Different Teaching Activity Strategies: To create both Safety and Accountability
Developed by Barry Bennett
Anticipation Guide Exercise:
A list of points about the subject/topic area is created and each student is required to assess whether the points are true or false and then debate in pairs or groups their answers. Correct answers are then shared.
Aim is to help to anticipate what they will need to learn about the topic and to assess their current levels of understanding.

Assessment Matrix
To test/check your assessments in your learning plan against your unit elements and performance criteria.

Jigsaw the information:
A way to get students to breakdown a complex document and share information (their understandings) with the class as a whole.
  • Break the document into sections on a jigsaw template;
  • Give each group a section to quickly notate and then get representative from each to report on their section to their group;
  • Get the person from one group to report to those in another group so that by the end they all have an understanding of the overall topic.
  • Only a few minutes required for each step – not to be laborious task.
How Jigsaw builds safety and accountability:
  1. Safety first in group building of competency
  2. Accountability as everyone then has to report on it.

Concept Map Flow Chart:
Will demonstrate how the key concepts related to a topic area link to each other through the use of key words and ideas. You can supply a concept flow chart with the inputs and final outputs and some missing along the way and ask students to insert the connections between the key ideas. Great way to assess or test a student’s knowledge. (Fishbone is used for this)

Group Quiz
Once you have spent some time exploring a topic area (or analysing a handout) get each group to write 5 questions about the topic to test another group on. This is a great way to revise what has been covered in a particular area.
  • 1 group devise questions on the topic covered (5 mins);
  • 2 group has to answer them (maximum of 2 mins)

Mind Map – Brainstorming
Different to a concept map, as not showing the connection between ideas but mainly brain-storming from a central idea.

Placemat:
A way to get people to first think for themselves their position on a topic, to share it in their small groups and then to put forward a group position on the most valued points.
  • Individually thinking/writing about your topic;
  • Round robin (take turns) to share and read what they have put forward;
  • Pull out three things in common that you have and put them in the placemat
  • Call on someone in the group to share this with the wider group.

Mix & Match
Great for getting people to engage with definitions and terminology – for the adult learner gives them time to process and become familiar with them.
Method:
  • Give students an envelope full of mix and match terms and definitions related to their topic area;
  • Give students the answers and get them to correct their own.

Snowball exercise
Everyone is giving a bit of paper to write their question on.

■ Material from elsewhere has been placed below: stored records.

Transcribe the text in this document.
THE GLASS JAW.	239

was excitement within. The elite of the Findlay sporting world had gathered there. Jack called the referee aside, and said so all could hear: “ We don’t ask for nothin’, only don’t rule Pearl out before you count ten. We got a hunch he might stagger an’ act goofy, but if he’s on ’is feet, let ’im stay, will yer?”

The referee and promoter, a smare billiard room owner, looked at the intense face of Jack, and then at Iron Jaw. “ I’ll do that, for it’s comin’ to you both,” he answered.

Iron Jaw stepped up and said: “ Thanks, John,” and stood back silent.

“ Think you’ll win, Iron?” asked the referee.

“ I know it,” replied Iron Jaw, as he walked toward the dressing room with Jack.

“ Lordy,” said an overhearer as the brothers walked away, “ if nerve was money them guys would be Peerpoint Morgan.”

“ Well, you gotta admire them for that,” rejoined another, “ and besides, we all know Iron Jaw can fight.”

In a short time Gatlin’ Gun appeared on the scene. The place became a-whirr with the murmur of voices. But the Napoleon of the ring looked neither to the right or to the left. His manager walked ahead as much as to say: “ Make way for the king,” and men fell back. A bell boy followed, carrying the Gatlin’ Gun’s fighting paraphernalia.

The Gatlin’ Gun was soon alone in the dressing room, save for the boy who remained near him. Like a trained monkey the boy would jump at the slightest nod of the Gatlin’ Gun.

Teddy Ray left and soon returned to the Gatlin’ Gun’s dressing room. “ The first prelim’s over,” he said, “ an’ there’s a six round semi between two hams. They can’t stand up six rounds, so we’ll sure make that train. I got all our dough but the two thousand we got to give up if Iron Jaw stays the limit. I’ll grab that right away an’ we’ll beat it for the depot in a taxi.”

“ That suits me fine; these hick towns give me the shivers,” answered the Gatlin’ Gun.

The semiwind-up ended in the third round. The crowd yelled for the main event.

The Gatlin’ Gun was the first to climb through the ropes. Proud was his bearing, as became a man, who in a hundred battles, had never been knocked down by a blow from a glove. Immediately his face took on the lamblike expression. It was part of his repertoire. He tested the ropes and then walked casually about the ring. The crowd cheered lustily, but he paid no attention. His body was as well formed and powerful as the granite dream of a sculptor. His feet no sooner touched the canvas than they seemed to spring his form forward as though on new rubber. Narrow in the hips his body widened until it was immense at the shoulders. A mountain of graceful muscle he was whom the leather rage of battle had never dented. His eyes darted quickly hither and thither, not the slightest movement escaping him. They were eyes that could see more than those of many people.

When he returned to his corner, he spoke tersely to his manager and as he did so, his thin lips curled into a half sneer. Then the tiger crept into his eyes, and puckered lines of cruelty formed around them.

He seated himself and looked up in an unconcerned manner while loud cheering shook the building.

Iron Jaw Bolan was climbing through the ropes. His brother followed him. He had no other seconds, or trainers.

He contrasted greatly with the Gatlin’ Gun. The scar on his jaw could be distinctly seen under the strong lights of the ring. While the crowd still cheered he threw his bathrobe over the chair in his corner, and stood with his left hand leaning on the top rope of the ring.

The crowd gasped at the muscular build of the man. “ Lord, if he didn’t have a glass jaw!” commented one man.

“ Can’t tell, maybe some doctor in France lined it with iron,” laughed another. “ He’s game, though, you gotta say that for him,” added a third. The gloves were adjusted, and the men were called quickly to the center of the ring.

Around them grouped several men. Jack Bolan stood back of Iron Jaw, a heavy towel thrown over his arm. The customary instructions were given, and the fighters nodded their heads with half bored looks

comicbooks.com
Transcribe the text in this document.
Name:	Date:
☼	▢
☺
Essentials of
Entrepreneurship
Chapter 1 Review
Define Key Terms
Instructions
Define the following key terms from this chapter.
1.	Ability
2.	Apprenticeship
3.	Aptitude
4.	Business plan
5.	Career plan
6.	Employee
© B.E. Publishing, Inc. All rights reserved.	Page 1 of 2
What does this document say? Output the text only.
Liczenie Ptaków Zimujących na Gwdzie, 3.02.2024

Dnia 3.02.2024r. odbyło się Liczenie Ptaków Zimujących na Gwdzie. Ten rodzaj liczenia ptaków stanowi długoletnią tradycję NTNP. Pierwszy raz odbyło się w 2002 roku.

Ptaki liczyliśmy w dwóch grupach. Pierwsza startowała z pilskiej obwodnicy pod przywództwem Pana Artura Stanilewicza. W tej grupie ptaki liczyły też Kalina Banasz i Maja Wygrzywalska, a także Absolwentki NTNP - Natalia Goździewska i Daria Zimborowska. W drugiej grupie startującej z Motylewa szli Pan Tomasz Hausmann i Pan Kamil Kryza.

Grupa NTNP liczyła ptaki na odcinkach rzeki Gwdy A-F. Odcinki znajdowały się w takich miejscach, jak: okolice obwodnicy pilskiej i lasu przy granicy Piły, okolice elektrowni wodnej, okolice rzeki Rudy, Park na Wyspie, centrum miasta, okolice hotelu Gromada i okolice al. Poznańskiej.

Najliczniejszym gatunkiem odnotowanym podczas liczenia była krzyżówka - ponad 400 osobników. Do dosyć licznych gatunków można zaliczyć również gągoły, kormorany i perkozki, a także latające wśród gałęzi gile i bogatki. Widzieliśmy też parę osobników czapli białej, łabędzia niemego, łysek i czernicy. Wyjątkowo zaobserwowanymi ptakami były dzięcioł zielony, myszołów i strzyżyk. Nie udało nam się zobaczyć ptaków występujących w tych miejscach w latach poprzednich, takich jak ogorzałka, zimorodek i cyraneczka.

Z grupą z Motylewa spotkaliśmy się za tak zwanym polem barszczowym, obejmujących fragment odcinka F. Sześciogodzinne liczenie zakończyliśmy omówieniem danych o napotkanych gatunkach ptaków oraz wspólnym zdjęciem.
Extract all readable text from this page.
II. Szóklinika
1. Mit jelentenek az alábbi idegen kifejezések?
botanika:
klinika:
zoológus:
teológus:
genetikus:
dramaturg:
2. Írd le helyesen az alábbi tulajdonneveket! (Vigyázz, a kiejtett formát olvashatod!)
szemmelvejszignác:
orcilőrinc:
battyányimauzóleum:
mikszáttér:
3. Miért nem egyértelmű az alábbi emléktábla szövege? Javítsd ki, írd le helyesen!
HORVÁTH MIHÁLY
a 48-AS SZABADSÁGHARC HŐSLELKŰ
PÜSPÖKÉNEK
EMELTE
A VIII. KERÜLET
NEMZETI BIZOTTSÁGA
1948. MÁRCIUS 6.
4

Write the questions on a bit of paper then you get everyone to scrunch it up, stand in a circle around a bin and throw it in. Get the class to then pick our each other bit of paper and read them out to the group.

This allows trainer to see the issues or questions students have about the course outcomes or whatever questions you set (has safety and accountablility and do not need to say who said what question). Important at the end for the trainer to go back to questions/concerns raised and to re-hash them.

Values Line:
A good exercise to use when you are exploring a controversial issue and you would like to get people to acknowledge and be respectful of a diversity of view points.
  • Give the two extreme points of a value position on a given topic;
  • Ask people to position themselves along the value line depending on where they think they stand on a position;
  • Get those on the extreme right to file around to those on the extreme left;
  • Let them know they are going to spend a few minutes each, without interruption telling each other why they have allocated themselves in that position along the value line;
  • Then you can do some work on discussing the controversial issue, providing more background and understanding and then re-run the values line to see where people end up.

When you are working with students/people on issues of values need to ensure collaborative skills have been underpinned by strong agreed mutual agreement about good/respectful participation behaviour.